- Born: 30 August 1968 London, England
- Died: 3 June 2025 (aged 56) England
- Occupation: Weather forecaster
- Years active: 1999–2025
- Known for: Presenting BBC Weather

= Jay Wynne =

British weather forecaster (1968–2025)

Jay Wynne (30 August 1968 – 3 June 2025) was a British BBC Weather forecaster, appearing mainly on BBC News 24, BBC Radio 4, BBC World and BBC One.

Wynne was a weather presenter on the BBC Ten O'Clock News, and occasionally the BBC Six O'Clock News and the BBC One O'Clock News.

==Early life==
Wynne was born in London in 1968 to American parents and educated at Ardingly College, West Sussex. He studied civil engineering at Heriot-Watt University. Two years into his course, he left and worked as a technician for three years on offshore oil rigs in the North Sea. He went back to university and graduated in 1996 in environmental geography from the University of Aberdeen. He worked as an English teacher in 1997 in Fukuoka, Japan.

He graduated from Reading University with a MSc in applied meteorology in 1999.

==Career==
In 1999, he joined the Met Office, undertaking a 14-month training programme that included a six-month posting at RAF Northolt. During this period, he gained experience in aviation forecasting and operational meteorology before moving into broadcast work.
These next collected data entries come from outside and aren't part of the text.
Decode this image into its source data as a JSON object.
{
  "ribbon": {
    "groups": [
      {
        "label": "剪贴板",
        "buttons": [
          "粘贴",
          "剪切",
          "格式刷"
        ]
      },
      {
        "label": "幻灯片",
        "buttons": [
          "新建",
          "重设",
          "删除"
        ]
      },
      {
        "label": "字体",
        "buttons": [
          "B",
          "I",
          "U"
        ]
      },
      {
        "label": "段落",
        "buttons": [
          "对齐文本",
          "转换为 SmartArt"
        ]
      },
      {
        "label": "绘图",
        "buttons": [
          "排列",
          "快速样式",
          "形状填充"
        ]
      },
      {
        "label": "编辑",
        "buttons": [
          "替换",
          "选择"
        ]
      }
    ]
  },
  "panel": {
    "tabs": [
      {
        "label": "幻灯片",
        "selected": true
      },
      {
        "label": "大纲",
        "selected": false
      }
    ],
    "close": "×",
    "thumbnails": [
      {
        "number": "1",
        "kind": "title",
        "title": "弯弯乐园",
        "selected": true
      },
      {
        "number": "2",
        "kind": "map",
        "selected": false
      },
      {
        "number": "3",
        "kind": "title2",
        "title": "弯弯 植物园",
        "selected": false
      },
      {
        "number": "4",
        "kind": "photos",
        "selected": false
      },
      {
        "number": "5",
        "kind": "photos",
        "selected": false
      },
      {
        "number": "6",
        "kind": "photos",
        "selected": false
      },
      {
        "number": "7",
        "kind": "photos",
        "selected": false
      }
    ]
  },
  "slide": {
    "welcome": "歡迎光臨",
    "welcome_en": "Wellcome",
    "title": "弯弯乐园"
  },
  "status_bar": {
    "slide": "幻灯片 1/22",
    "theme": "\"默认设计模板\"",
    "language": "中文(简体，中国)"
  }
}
He joined the BBC Weather team in October 2000, initially presenting on BBC World News and BBC Radio 4. He later became a regular forecaster across a range of BBC outlets and appeared frequently on the flagship bulletin BBC News at Ten.

==Death==
Wynne died in June 2025, at the age of 56, after a long-term illness. His death was not made public until September.